The East German border boat did not register the presence of four West Berlin fire trucks until 2 p.m.: “Firemen on the western bank began searching the Spree with long poles. At 2:30 p.m. a child, approximately 5 years old, was pulled out of the water and quickly transported into the western hinterland. Afterwards all the forces withdrew to the western hinterland without further action.” Andreas Senk was brought to the Bethanien Hospital where he was declared dead.
“Six-Year-Old Dies Before the Very Eyes of the Border Police” ran the headline in the West Berlin “BZ” the next day. The same day the speaker of the West Berlin Senate condemned the behavior of the East German border guards on the patrol boat, accusing them of having hampered and even prevented the rescue operation. The Berlin Christian Democrats requested that the public prosecutor’s office at the Central Registry of State Judicial Administrations in Salzgitter “immediately open an investigation against the zone border guards who were partially responsible for a six-year-old’s death.”
It is not clear whether the border guards even noticed that the boy had fallen into the water. There is no note of it in the files. Two days after the accident, after firemen involved in the rescue operation had been questioned, the claim that the patrol boat had prevented the rescue was toned down. A chief fire inspector reported that when the firemen had arrived at the riverbank, the boat had reached the rescue site from a distance of about 30 meters. “He had called out to the zone soldiers: ‘We have to search here.
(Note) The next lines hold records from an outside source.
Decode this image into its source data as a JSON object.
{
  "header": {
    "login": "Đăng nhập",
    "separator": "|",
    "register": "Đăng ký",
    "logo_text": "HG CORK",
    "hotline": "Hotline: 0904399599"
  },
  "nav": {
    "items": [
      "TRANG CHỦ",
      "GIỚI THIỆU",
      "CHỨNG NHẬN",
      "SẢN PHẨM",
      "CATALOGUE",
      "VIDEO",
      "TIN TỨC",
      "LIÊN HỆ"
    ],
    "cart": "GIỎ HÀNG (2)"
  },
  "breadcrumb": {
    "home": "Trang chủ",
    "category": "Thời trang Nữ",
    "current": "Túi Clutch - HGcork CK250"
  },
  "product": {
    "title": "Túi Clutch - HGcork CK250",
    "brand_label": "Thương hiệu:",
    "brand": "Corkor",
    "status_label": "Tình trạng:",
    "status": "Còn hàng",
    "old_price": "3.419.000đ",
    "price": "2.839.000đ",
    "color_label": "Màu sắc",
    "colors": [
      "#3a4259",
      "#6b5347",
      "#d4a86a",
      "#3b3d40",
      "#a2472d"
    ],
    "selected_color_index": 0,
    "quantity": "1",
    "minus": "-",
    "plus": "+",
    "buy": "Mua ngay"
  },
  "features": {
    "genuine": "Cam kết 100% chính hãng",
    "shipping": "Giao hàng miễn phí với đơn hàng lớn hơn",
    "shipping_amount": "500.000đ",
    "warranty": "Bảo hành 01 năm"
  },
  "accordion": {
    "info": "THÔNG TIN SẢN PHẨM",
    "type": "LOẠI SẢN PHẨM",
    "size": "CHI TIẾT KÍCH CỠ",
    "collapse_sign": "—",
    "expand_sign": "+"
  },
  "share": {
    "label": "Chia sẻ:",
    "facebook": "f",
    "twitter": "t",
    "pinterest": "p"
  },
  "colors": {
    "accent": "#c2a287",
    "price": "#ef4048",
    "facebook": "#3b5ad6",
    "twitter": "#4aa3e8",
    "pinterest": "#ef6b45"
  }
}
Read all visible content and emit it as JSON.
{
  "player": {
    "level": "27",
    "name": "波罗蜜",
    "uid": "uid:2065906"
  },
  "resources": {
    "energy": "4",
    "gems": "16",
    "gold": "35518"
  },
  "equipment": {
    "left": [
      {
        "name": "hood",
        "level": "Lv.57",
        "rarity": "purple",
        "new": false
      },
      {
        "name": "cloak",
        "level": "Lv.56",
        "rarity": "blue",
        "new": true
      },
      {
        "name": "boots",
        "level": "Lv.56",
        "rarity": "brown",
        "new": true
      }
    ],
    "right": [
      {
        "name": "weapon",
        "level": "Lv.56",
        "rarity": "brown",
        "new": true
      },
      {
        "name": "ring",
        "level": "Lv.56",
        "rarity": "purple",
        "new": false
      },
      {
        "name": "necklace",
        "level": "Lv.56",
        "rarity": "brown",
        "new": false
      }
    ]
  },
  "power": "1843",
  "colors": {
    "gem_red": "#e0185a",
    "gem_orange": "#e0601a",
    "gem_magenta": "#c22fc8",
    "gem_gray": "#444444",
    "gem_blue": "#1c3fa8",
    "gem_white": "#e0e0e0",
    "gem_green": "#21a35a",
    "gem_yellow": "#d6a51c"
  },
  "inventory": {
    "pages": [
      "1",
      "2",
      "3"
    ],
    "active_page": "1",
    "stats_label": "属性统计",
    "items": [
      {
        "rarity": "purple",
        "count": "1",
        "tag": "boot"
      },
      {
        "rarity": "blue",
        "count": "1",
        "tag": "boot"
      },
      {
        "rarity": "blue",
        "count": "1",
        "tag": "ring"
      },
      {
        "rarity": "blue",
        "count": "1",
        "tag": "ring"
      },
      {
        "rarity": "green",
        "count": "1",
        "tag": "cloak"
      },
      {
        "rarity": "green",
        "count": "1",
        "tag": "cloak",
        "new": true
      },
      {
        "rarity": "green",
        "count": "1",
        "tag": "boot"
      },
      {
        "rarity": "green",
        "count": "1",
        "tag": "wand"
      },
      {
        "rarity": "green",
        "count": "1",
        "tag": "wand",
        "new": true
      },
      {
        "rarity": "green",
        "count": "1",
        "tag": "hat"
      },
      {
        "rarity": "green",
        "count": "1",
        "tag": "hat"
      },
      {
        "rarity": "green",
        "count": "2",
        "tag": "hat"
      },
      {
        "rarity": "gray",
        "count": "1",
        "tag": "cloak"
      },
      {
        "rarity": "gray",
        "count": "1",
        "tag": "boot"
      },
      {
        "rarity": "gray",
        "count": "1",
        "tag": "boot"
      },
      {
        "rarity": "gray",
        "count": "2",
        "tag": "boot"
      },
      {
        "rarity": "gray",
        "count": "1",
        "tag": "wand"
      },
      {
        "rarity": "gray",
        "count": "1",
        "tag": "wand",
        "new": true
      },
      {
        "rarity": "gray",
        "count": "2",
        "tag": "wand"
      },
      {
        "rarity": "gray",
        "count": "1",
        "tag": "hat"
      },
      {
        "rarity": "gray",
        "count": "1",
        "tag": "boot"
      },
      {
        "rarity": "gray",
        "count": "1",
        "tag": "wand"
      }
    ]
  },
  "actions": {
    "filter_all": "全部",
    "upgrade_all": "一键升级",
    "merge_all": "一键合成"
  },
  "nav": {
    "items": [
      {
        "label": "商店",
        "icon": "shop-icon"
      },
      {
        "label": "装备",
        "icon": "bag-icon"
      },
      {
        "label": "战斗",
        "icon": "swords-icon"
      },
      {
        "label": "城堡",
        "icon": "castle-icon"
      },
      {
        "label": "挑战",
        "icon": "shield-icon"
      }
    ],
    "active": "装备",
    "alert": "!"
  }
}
Apparently someone has fallen in.’ A soldier answered: ‘Okay, but don’t come too far out into the water.’ The border guards stood on the deck the whole time with their machine pistols in ready position, but otherwise they did not do anything.” But they also did not do anything to help find the boy as they had been asked to do by the western side.
Does this make Andreas Senk a victim at the Berlin Wall? The fact that the fire department was notified so late was not political. Andreas Senk could only have been rescued alive if he had been retrieved from the water within a maximum of eight minutes after his fall. But the chances that he could have been rescued at this site in particular were very low and this was definitely because of political reasons: “There were no passersby at the Berlin death strip that could have quickly become rescuers,” wrote one commentator. “And even if they had been there, wouldn’t they have expected to be shot when they jumped in the East Berlin waters?”
Another four children fell -- from West Berlin to East Berlin -- into the Spree here at the Gröbenufer in Kreuzberg and died between 1972 and 1975. The fact that they could not be rescued and were retrieved under awkward conditions had to do with the border situation. Finally, in the fall of 1975, a new agreement to prevent these kinds of accidents from occurring in the future was reached between the government offices in East and West Berlin and was implemented in the spring of 1976: Rescue posts with a light on all sides, which was also visible from the East German border watchtowers, were installed on the West Berlin side along six kilometers of the water border.
 See “Ereignismeldung der West-Berliner Polizei, 14.9.1966, p. 4/5,” in: PHS, Bestand Grenzvorkommnisse; see also BZ, 19.9.1966.
 “Operative Tagesmeldung der NVA/Stadtkommandantur Berlin Nr: T 256/66, 14.9.1966,” in: BArch, VA-07/6037, Bl. 129.
 BZ, 14.9.1966.
 Günter Matthes, Ein Grenzfall, in: Der Tagesspiegel, 15.9.1966.